Wednesday, August 29, 2012

But Their Executives Get Fat Bonuses

From the San Francisco: Wells Fargo Home Mortgage has fired a Des Moines worker over a 1963 incident at a Laundromat involving a fake dime in the wake of new employment guidelines.
Richard Eggers, 68, was fired in July from his job as a customer service representative for putting a cardboard cutout of a dime in a washing machine nearly 50 years ago in Carlisle, the Des Moines Register reported (http://dmreg.co/RSh49T) on Monday.
Warren County court records show Eggers was convicted of operating a coin-changing machine by false means. Eggers called it a "stupid stunt," but questions his firing.
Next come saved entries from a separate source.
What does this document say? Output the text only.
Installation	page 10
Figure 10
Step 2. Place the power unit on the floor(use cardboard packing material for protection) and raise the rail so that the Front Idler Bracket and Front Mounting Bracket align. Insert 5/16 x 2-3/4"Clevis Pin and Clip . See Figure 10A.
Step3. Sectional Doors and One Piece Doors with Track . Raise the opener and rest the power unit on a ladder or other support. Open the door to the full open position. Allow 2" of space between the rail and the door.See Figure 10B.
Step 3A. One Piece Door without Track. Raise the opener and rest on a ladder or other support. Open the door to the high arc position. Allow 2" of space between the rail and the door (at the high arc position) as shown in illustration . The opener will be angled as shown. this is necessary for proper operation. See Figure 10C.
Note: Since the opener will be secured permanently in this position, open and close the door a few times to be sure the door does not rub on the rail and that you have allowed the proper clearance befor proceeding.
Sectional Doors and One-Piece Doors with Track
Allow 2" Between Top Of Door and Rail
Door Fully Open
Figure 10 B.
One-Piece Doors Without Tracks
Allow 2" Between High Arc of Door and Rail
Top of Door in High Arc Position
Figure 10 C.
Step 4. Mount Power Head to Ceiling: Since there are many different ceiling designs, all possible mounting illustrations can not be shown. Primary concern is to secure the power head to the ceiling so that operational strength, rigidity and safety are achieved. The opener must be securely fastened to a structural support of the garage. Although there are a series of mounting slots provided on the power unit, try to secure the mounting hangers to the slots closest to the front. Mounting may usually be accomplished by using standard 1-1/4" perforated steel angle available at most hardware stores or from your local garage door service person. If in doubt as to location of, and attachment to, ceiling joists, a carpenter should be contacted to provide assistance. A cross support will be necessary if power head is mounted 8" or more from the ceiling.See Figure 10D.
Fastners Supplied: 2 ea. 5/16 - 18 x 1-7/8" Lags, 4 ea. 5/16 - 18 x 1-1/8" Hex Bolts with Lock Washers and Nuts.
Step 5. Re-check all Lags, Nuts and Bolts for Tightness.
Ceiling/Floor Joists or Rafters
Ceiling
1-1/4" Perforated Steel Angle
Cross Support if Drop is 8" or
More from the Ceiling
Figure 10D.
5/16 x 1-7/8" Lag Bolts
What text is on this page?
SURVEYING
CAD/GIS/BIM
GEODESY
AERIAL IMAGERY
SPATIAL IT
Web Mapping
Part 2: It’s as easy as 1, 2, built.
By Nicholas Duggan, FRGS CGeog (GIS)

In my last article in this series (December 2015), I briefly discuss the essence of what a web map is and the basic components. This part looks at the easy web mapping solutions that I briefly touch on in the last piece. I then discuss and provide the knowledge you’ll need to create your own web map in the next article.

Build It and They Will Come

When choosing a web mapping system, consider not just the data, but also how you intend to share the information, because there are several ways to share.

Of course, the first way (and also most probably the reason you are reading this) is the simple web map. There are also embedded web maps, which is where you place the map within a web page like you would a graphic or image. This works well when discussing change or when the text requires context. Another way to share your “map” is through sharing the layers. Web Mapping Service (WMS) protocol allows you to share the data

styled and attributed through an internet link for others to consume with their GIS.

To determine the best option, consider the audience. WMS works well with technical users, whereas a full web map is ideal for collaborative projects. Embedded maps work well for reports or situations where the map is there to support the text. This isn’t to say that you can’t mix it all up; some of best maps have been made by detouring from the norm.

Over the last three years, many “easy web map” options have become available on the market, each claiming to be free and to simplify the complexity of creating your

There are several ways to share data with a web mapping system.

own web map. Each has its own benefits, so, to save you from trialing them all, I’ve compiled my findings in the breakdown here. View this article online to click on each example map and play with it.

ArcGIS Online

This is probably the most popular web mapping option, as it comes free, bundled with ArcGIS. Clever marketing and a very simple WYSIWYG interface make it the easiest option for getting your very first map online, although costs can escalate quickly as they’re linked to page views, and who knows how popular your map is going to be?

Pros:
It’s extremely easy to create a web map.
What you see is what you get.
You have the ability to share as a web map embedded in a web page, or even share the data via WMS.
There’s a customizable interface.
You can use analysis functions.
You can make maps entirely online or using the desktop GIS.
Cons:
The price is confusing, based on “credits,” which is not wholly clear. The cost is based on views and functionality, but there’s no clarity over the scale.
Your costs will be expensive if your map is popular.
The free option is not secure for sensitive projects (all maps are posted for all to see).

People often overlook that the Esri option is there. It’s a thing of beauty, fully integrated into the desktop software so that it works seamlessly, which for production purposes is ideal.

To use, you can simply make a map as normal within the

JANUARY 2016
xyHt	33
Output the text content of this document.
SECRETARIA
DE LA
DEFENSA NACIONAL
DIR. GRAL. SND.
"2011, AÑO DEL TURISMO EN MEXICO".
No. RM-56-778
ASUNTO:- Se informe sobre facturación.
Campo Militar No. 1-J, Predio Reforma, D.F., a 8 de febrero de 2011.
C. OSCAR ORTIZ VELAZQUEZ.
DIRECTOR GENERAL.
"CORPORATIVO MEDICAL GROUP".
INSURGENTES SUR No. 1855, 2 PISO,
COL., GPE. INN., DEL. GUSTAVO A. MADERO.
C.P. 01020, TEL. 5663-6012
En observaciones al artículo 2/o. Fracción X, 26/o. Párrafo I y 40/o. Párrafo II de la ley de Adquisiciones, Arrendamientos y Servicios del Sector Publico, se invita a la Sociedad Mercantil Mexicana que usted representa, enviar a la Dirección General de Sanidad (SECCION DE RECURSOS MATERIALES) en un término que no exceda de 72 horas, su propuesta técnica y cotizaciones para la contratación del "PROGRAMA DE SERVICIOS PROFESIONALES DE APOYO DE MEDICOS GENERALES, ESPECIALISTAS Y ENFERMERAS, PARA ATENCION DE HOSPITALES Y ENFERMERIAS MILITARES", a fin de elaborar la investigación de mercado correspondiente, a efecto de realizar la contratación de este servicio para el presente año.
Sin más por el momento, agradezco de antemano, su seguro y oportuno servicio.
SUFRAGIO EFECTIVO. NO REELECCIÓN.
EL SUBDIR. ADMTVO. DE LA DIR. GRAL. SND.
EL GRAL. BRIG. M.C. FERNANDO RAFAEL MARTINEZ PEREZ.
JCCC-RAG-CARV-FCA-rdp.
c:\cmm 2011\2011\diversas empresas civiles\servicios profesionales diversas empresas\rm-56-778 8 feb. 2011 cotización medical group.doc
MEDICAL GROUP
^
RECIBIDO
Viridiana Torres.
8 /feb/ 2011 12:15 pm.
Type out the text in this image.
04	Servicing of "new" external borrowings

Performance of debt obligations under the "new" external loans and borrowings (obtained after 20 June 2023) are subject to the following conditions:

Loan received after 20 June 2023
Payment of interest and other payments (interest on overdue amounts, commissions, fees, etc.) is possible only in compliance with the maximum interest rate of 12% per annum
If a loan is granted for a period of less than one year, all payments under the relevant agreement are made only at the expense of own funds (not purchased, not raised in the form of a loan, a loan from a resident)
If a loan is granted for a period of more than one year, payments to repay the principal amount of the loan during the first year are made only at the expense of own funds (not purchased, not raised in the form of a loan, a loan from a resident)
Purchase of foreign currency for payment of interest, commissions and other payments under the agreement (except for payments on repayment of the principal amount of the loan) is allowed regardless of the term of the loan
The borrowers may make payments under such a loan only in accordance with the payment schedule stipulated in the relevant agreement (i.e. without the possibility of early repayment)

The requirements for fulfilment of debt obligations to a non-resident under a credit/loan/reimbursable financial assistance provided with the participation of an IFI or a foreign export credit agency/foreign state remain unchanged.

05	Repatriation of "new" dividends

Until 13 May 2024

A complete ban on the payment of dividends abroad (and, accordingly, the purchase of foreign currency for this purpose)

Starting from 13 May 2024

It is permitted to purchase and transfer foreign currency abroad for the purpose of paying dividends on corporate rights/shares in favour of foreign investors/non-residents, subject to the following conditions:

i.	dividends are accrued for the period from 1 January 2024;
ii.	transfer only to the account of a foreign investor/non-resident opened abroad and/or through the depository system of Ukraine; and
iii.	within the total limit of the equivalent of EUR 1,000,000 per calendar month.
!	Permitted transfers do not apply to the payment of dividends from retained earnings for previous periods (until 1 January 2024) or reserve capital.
Big banks have been firing low-level employees like Eggers since new federal banking employment guidelines were enacted in May 2011 and new mortgage employment guidelines took hold in February, the newspaper said. The tougher standards are meant to clear out executives and mid-level bank employees guilty of transactional crimes — such as identity theft and money laundering — but are being applied across the board because of possible fines for noncompliance.
This guy gets fired for a crime that happened almost 50 years ago and yet the executives at Wells Fargo and other banking and money managing companies get fat bonuses and stay out of jail thanks to the Obama administration.
Yeah, we have to watch out for those employees who commit crimes 50 years ago using a silly trick.  They ought keep him though, because if that tricked worked, he would be executive material.